Rostov salió al galope sin pensar en el riesgo y sin caber en sí de gozo. Le había dado tiempo a dormir unas cuantas horas antes del alba y se sentía alegre, audaz, decidido, con ese elástico movimiento y seguridad en la suerte, en ese estado de ánimo en el que todo parece posible y fácil. No se acordaba de sus sueños del día anterior de estar cerca del emperador, pero esos sueños eran tan vivos que habían quedado en su imaginación las huellas de lo que había sucedido de verdad. No pensaba entonces ni en el riesgo que corría, ni en el fracaso en presencia del emperador, ni aún menos en la posibilidad del fracaso de nuestro ejército. El emperador estaba con sus tropas, el día era claro, alegre, su alma estaba colmada de gozo y felicidad. «Solo hay que orientarse, para no perder el camino», pensaba él galopando alrededor del bien alineado escuadrón de caballería de Uvárov, que aún no había entrado en acción. Delante suyo escuchó descargas lejanas, que en el fresco aire de la mañana se escuchaban en intervalos de dos o tres disparos, lo que les hacía ser similares a una trilladura infructuosa y que no inspiraban ninguna sensación desagradable ni de horror. Eran sonidos alegres. Por delante de él se divisaban masas de infantería en movimiento. E igual que en la noche del día anterior todo le pareciera confusión, hoy creía firmemente en que todo estaba planeado y que cada uno conocía su posición y deber y aunque esto no fuera así todo iría muy bien. Cuanto más avanzaba las descargas se hacían más intensas y veía menos por delante de él. Acercándose a la guardia, advirtió que algunos jinetes galopaban hacia él. «Kutúzov y el emperador no deben estar muy lejos de aquí», pensó él y espoleó el caballo en la dirección de los jinetes. Eran nuestros leiv-ulanos cuyas desordenadas filas volvían del frente, algunos sobre el caballo y otros muertos y ensangrentados.
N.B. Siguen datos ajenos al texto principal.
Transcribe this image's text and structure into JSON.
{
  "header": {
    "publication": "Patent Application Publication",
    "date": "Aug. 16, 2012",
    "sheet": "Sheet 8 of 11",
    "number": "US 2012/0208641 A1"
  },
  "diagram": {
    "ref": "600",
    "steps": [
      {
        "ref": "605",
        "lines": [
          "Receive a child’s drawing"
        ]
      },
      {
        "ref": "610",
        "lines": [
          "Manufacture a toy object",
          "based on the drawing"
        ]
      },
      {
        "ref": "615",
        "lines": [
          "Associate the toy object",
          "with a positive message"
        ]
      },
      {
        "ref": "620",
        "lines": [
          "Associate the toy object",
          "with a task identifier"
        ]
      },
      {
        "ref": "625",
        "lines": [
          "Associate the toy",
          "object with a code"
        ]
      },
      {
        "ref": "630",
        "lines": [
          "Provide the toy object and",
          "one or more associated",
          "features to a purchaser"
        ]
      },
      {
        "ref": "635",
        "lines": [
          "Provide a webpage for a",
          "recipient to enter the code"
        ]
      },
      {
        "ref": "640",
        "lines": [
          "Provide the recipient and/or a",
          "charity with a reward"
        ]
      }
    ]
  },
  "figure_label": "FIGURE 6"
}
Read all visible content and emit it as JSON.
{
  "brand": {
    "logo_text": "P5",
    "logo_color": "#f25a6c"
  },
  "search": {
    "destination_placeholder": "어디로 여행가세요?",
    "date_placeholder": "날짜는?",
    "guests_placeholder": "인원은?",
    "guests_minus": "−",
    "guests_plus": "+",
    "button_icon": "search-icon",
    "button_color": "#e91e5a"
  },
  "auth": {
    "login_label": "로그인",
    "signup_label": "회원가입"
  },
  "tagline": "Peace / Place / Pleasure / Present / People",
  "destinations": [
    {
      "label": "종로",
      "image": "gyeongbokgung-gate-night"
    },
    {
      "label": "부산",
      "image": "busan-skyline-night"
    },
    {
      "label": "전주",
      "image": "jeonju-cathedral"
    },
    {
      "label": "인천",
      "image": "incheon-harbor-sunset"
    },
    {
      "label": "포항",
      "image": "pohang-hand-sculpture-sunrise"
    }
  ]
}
Rostov se hizo a la izquierda con su caballo y cabalgó lo más rápido que pudo.

«Yo no tengo nada que ver con eso —pensó—. Tengo que encontrar al comandante en jefe lo antes posible.» No le dio tiempo a avanzar unos cientos de pasos más, cuando a su izquierda, por el mismo camino por el que él iba, surgieron sobre toda la extensión del campo una enorme masa de jinetes montando caballos pardos y negros y vistiendo uniformes, corazas y cascos blancos, que iban al trote directos hacia él. Era el ataque de dos escuadrones de la guardia montada contra la caballería francesa. Rostov lanzó su caballo a todo galope para salir del camino de estos escuadrones que aceleraban la marcha y que a todo galope podían atropellarle. Ya era audible ese sonido tintineante, ese terrible sonido tintineante, ese sonido, que parece el de un huracán, de los caballos que se acercan, ya más de la mitad de la guardia montada galopaba, casi sin poder contener a los enérgicos caballos. Rostov veía sus acalorados rostros de un rojo encendido, ya escuchaba las voces de mando: «Marchen, marchen», cuando Rostov apenas alcanzó a esquivarlos. El caballero de la guardia real que se encontraba en el extremo de la formación, un hombre de colosal envergadura con un rostro lúgubre y de pómulos salientes, que alzaba el sable con furia como si quisiera cercenar incluso su cabeza, hubiera tirado irremisiblemente a Rostov de su Beduin (a Rostov le parecía ser tan pequeño y débil en comparación con esos hombres y caballos tan enormes), si no se le hubiera ocurrido menear la nagaika delante de los ojos de su caballo. El pesado caballo pardo con manchas que parecía tan confuso y agitado como su jinete se apartó bajando las orejas, pero el caballero de la guardia real picado de viruelas le clavó con fuerza las espuelas en los flancos y, el caballo, sacudiendo la cola y estirando el cuello continuó aún más veloz. Apenas hubo esquivado a la caballería escuchó sus gritos: «¡Hurra!», y al mirar vio que sus filas delanteras ya se mezclaban con otras, seguramente las de la caballería francesa con sus rojas charreteras.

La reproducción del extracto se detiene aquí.